What was forgotten among those early doubters (of whom I admit to belonging) was that here was not only a new signing but also a 20-year-old man who had just left his homeland for good. As Lucas himself said:

“The move to Liverpool represented a change of country and language, and there was also the not so small detail that I was only 20 and arriving at a traditional club in one of the most demanding leagues in the world. Also, few people seemed to remember Liverpool had a group of players that had made two of the last three Champions League finals. Maybe the supporters thought a Brazilian midfielder would do magic.”

There was undoubtedly magic in those boots but another problem Lucas faced upon joining Liverpool was Benitez’s desire to deploy him as a defensive midfielder. At Gremio, whom Lucas had first played for in October 2005, the player was allowed to drive into the opposition’s half of the pitch, get beyond the strikers and shoot on sight. His was an all-action manner of performance and such was its success that in 2006, having helped Gremio get promoted from Brasileirão Série B and then finished third in Série A, Lucas became the youngest ever recipient of Placar magazine’s Bola de Ouro, an award bestowed on the country’s best player and previously won by the likes of Zico, Careca, Romario and Kaka. Yet here he was, a young man in a foreign country having to play in a foreign way. Struggling to adapt and shine was an inevitability “The transition took time and made settling in even more challenging,” as Lucas himself put it.

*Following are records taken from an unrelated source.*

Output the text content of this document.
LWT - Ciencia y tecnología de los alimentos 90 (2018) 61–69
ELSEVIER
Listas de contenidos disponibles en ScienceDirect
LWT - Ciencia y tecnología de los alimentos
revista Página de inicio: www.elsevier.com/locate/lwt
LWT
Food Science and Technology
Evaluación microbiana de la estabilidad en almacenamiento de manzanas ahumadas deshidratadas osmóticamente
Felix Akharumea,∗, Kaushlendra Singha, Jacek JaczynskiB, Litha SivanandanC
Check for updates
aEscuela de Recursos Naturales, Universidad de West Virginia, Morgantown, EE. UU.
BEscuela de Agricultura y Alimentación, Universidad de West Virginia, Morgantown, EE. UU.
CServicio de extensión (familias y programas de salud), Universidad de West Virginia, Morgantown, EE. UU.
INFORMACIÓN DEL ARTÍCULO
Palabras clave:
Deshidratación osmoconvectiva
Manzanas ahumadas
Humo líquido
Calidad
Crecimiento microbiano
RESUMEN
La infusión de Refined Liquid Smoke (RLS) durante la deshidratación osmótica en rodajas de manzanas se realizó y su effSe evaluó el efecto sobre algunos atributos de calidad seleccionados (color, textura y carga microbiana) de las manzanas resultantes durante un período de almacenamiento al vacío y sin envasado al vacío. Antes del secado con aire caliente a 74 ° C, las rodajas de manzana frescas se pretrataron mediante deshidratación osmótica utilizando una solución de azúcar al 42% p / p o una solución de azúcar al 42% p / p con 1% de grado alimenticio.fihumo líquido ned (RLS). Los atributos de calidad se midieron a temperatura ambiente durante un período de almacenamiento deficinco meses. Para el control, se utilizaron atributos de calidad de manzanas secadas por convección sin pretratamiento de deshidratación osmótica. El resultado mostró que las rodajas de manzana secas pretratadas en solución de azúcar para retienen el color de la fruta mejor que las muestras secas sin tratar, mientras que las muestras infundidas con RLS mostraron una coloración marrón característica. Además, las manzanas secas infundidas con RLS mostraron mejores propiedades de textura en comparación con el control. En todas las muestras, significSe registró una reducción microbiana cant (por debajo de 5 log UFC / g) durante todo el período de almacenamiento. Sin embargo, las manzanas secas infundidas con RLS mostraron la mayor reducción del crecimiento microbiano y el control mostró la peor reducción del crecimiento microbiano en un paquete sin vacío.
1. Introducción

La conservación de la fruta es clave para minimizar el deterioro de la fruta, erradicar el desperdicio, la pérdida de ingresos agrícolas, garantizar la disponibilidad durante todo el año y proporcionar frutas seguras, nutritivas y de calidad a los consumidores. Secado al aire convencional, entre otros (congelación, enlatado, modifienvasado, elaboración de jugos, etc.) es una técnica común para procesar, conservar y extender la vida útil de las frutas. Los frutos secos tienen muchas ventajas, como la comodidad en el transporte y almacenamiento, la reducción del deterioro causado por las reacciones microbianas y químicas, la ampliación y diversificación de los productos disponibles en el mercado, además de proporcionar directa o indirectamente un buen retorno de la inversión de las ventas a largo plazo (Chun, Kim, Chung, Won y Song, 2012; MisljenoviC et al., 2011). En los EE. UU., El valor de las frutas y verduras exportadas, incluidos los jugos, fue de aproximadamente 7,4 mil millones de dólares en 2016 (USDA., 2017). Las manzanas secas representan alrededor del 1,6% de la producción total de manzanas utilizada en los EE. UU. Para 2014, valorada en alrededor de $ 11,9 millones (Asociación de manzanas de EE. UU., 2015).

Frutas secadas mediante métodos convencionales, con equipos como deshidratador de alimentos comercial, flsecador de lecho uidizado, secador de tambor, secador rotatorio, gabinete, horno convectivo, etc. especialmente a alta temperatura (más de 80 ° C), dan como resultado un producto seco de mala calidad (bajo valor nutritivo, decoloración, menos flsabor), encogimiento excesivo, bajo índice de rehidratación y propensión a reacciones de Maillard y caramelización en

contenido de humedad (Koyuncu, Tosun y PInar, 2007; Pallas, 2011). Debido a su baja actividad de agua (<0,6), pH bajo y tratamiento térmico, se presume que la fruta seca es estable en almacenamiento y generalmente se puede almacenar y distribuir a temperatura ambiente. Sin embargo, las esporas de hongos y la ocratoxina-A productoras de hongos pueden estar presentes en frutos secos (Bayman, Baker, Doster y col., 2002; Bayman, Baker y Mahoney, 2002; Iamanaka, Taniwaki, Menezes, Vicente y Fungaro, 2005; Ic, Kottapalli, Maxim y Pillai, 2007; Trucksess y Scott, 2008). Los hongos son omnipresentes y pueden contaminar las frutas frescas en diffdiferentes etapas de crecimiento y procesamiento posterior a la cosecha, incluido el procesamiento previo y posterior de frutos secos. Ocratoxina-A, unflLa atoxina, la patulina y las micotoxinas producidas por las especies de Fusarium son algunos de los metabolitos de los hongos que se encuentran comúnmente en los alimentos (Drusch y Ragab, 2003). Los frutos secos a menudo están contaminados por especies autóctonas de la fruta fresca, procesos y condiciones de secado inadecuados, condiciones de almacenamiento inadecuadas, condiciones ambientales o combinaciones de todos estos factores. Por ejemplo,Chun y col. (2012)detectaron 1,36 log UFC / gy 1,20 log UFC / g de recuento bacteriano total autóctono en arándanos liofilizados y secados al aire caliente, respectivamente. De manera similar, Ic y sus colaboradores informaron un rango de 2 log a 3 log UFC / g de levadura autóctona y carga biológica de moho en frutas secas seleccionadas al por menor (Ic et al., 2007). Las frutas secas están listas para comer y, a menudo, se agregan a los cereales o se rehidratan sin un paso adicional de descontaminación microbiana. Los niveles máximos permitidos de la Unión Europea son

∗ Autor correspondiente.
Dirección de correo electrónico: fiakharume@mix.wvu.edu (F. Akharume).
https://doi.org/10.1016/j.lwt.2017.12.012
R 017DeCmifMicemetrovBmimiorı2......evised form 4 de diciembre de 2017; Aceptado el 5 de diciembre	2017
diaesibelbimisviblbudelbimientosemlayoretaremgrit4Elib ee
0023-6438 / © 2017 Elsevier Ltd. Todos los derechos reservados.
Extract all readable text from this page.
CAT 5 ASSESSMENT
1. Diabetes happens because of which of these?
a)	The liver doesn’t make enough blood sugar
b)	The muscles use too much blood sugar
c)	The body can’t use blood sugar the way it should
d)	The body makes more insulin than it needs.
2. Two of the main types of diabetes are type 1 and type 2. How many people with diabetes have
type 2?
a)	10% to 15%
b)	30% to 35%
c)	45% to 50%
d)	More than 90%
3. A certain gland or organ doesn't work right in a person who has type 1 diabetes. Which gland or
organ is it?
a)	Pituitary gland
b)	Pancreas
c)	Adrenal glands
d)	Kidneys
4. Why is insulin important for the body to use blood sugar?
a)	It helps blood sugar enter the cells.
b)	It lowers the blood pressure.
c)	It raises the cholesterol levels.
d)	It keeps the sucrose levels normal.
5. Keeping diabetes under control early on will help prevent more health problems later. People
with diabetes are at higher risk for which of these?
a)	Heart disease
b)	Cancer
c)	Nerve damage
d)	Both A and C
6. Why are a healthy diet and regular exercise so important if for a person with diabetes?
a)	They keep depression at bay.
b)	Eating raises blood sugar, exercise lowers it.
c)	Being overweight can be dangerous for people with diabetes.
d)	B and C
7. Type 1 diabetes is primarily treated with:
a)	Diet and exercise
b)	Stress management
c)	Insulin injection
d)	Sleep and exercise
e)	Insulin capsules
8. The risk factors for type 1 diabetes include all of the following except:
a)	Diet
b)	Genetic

But Liverpool’s No21 did not run away from the challenge and, somewhat paradoxically, his fortunes improved as the club’s took a nosedive. The departures in consecutive summers of Alonso and Mascherano, allied to the club’s inability to finance deals for top-level replacements due to the increasingly toxic ownership of Hicks and Gillett, left Benitez and then Roy Hodgson with little choice but to put their faith in the player. In the 2009/10 season Lucas made 50 appearances for the side, with only Pepe Reina (52), Jamie Carragher and Dirk Kuyt (both 53) playing more times. The run of games saw Lucas grow in stature and that same season, one of mounting frustration and hardship for the club, he became the fourth most prolific tackler in the Premier League.

Soccer - Barclays Premier League - Liverpool v Newcastle United - Anfield

The following season, 2010/11, finished with Lucas being named the club’s player of the season and during the next campaign he appeared to have reached another level only to be stopped in his tracks by an anterior cruciate ligament injury suffered away to Chelsea in a Carling Cup tie in November 2011.

That season-ending moment immediately felt like a disaster for the team, particularly given it had come just two days after Lucas had put in a display brimming with maturity and bravery in a 1-1 draw with Manchester City at Anfield. Up against Yaya Toure, then reaching the peak of his powers for the soon-to-be-champions, Lucas was boss. Without him Liverpool lost 11 out of their remaining 19 league games, and while that horrendous run cannot solely be put down to the midfielder’s absence, there was an undoubted link.
Hard work over the summer saw Lucas return to first-team action last season only for a thigh injury sustained during the warm-up for another visit from City on 26th August 2012  to put the player out of action for another lengthy spell. He eventually returned at the start of December and now, injury free, continues to search for the form that made him a vital part of the team.

Whether Lucas reaches those heights again or not he will be able to look back on his time at Liverpool with immense satisfaction. Few players have achieved so much personally by givjng so much for the team. He went from clown to collosus in a handful of years and could well remain an asset for some time to come. The boy from southern Brazil may not be a superstar but, for sure, he is an inspiration.